The current installer does not provide access to the partition manager, use a plain Debian iso then install openmediavault on top and accommodate the partitions, or resize the partition after installing using Gparted or SystemRescueCd.
- Can I install openmediavault on top a running Debian system?
- Yes, but it is recommended that the current running OS not to have a desktop environment installed.
- What is the permissions/ownership of folders in openmediavault created by shared folders?
- The default is folders in
root:usersownership. This means all users created in the web interface can read, write to folders created by the system in the data drives using the default. The setgid allows group inheritance, meaning new files/folders below will always have the group users (GID=100) membership.
- I need to delete a shared folder, why the delete button is greyed/disabled?
- Shared folder configurations can be used across different services. When removing a shared folder configuration is necessary to unlink it from every service is attached to, before the delete button becomes available. At the moment there is no internal database backend that can display information about which service is holding which shares.
- What is the omv-salt command for?
- omv-salt is a terminal console command that is used by the backend of openmediavault to pipe directives and values to service configuration files. The arguments that omv-salt accepts are related to the name of the service it configures. Type omv-salt in terminal, press TAB key, and the terminal will display all available arguments.

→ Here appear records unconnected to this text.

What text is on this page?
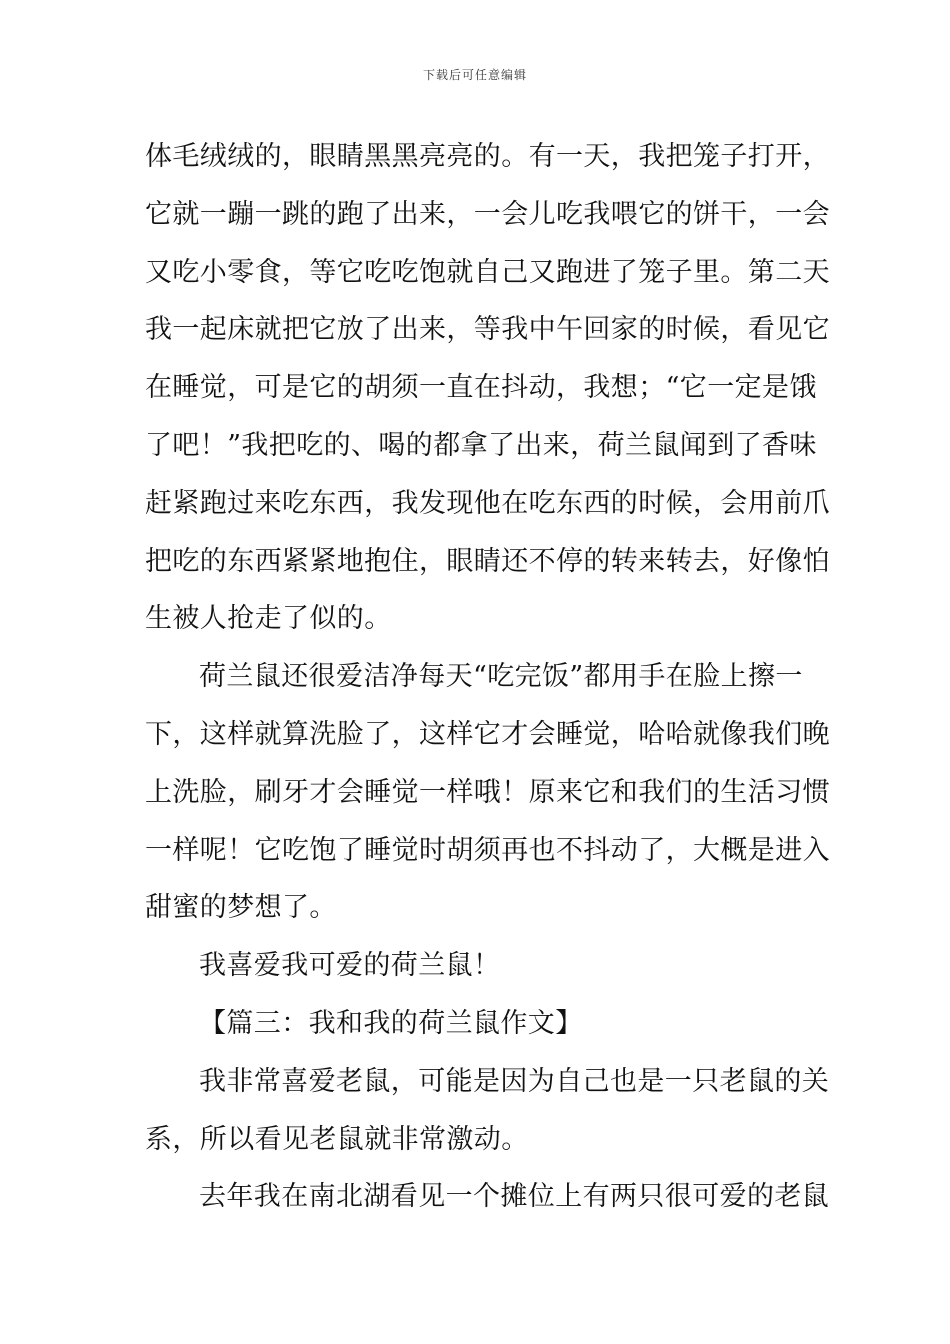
下载后可任意编辑
体毛绒绒的，眼睛黑黑亮亮的。有一天，我把笼子打开，
它就一蹦一跳的跑了出来，一会儿吃我喂它的饼干，一会
又吃小零食，等它吃吃饱就自己又跑进了笼子里。第二天
我一起床就把它放了出来，等我中午回家的时候，看见它
在睡觉，可是它的胡须一直在抖动，我想；“它一定是饿
了吧！”我把吃的、喝的都拿了出来，荷兰鼠闻到了香味
赶紧跑过来吃东西，我发现他在吃东西的时候，会用前爪
把吃的东西紧紧地抱住，眼睛还不停的转来转去，好像怕
生被人抢走了似的。
荷兰鼠还很爱洁净每天“吃完饭”都用手在脸上擦一
下，这样就算洗脸了，这样它才会睡觉，哈哈就像我们晚
上洗脸，刷牙才会睡觉一样哦！原来它和我们的生活习惯
一样呢！它吃饱了睡觉时胡须再也不抖动了，大概是进入
甜蜜的梦想了。
我喜爱我可爱的荷兰鼠！
【篇三：我和我的荷兰鼠作文】
我非常喜爱老鼠，可能是因为自己也是一只老鼠的关
系，所以看见老鼠就非常激动。
去年我在南北湖看见一个摊位上有两只很可爱的老鼠
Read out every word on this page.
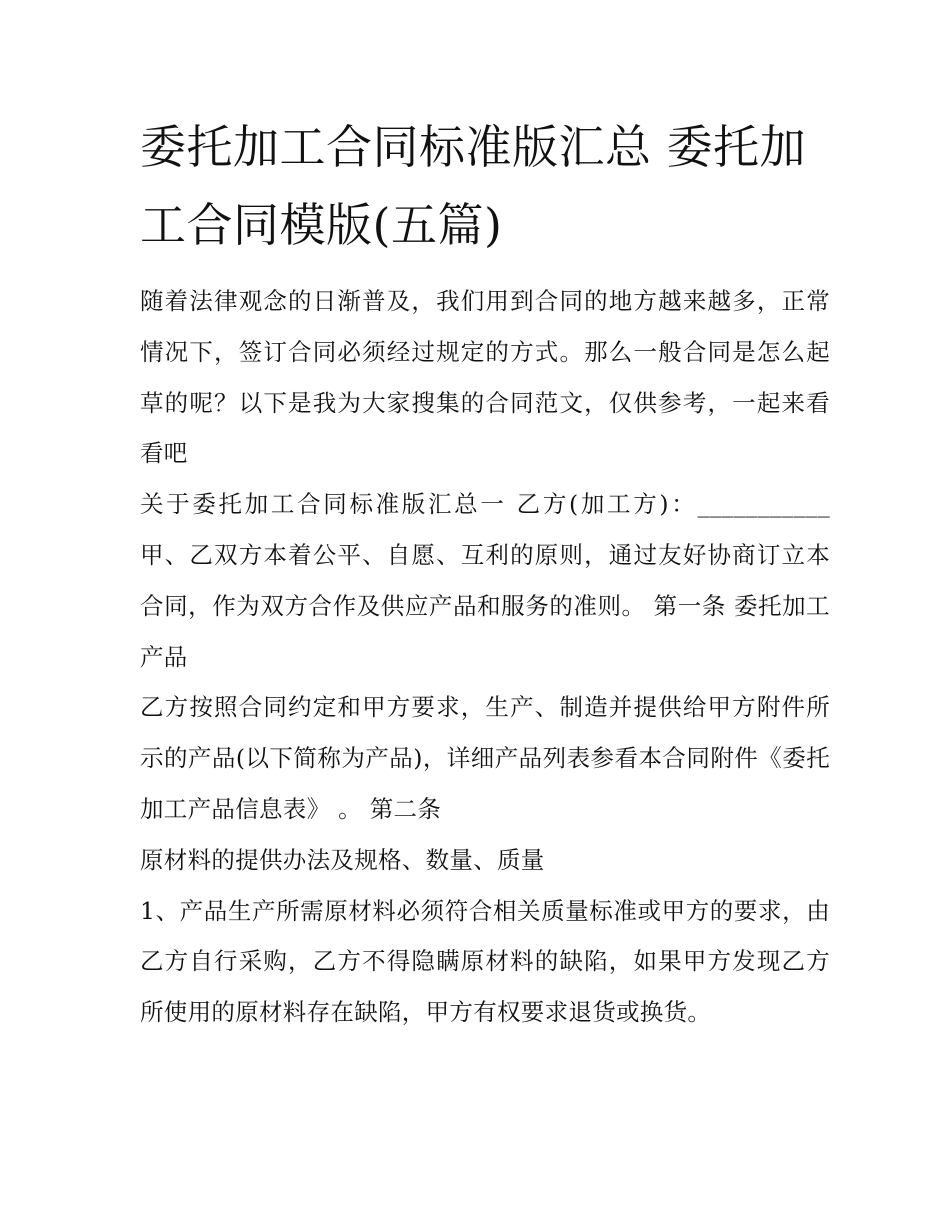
委托加工合同标准版汇总 委托加工合同模版(五篇)

随着法律观念的日渐普及，我们用到合同的地方越来越多，正常情况下，签订合同必须经过规定的方式。那么一般合同是怎么起草的呢？以下是我为大家搜集的合同范文，仅供参考，一起来看看吧

关于委托加工合同标准版汇总一 乙方(加工方)：___________ 甲、乙双方本着公平、自愿、互利的原则，通过友好协商订立本合同，作为双方合作及供应产品和服务的准则。 第一条 委托加工产品

乙方按照合同约定和甲方要求，生产、制造并提供给甲方附件所示的产品(以下简称为产品)，详细产品列表参看本合同附件《委托加工产品信息表》 。 第二条

原材料的提供办法及规格、数量、质量

1、产品生产所需原材料必须符合相关质量标准或甲方的要求，由乙方自行采购，乙方不得隐瞒原材料的缺陷，如果甲方发现乙方所使用的原材料存在缺陷，甲方有权要求退货或换货。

- I want to experiment with openmediavault or make changes to the code
- As a true open source system everything is possible. The recommendation is do not test with the production server to avoid breaking the web interface. The best thing to do is to use a Virtual Machine. On Sourceforge there are preconfigured openmediavault images with virtual disks ready to launch. Alternatively checkout the openmediavault GIT repository and use Vagrant to create a virtual machine.
- What is the omv-update and omv-release-upgrade for?
- Information about those commands are in the software section.